Nach einer Woche stellte mir meine Freundin ein letztes Ultimatum. "Wenn er nicht in der NÄCHSTEN HALBEN STUNDE weg ist, dann ist unsere Beziehung Geschichte und ich schmeiße DICH hier raus!".

Eine Woche irrte ich jetzt schon auf der Straße umher. Ohne Geld klarzukommen, ist schon keine leichte Sache. Ich hatte ziemlichen Hunger.
Zufällig kam ich an meiner ehemaligen Wohnung vorbei. Mein "Kumpel" schloss gerade mit einer dicken Einkaufstüte im Arm die Haustür auf. Ich ging zu ihm. Als er mich sah, hatte ich das Gefühl einen leichten Anflug von Panik in seinen Augen zu sehen.

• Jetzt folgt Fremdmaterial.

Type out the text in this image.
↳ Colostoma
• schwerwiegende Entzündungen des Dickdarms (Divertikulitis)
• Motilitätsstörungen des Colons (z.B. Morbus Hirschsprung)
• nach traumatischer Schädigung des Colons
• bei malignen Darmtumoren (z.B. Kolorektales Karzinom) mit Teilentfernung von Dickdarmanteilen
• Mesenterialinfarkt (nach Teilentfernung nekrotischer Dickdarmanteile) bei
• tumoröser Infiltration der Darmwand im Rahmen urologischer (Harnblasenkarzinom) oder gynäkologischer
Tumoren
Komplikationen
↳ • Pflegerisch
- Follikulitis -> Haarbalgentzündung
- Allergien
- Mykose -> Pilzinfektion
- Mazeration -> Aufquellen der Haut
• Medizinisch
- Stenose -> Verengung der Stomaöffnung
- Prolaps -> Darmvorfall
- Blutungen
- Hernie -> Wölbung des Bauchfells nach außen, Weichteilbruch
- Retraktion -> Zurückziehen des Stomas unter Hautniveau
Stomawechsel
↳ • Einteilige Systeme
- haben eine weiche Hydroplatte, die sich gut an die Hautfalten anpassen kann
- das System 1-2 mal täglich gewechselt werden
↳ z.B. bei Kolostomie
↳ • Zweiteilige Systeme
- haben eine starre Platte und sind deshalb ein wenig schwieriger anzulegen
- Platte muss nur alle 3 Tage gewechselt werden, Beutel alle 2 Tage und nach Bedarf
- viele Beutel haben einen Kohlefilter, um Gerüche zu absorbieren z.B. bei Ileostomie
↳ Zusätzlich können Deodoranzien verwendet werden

"Hey, na wie gehts so!?", begrüßte ich ihn. "Hey, bei mir ist alles klar und bei dir?".
"Hmm. Ehrlich gesagt ist es gerade etwas schwierig bei mir", antwortete ich. "Ich hab da mal eine Bitte an dich. Könnte ich bei dir übernachten. Ich weiß gerade echt nicht wo ich hin soll."
"Du", sagte er. "Das ist gerade etwas schwierig. Meine Freundin macht gerade ein bisschen Stress wenn ich jemanden in die Wohnung bringe. Ist ein bisschen kompliziert. Frauen halt. Du verstehst." Er zwinkerte mir zu. "Klar", sagte ich. "Kein Problem". "Ciao", er schloss die Tür hinter mir bevor ich mich verabschieden konnte. Irgendwann trottete ich weiter.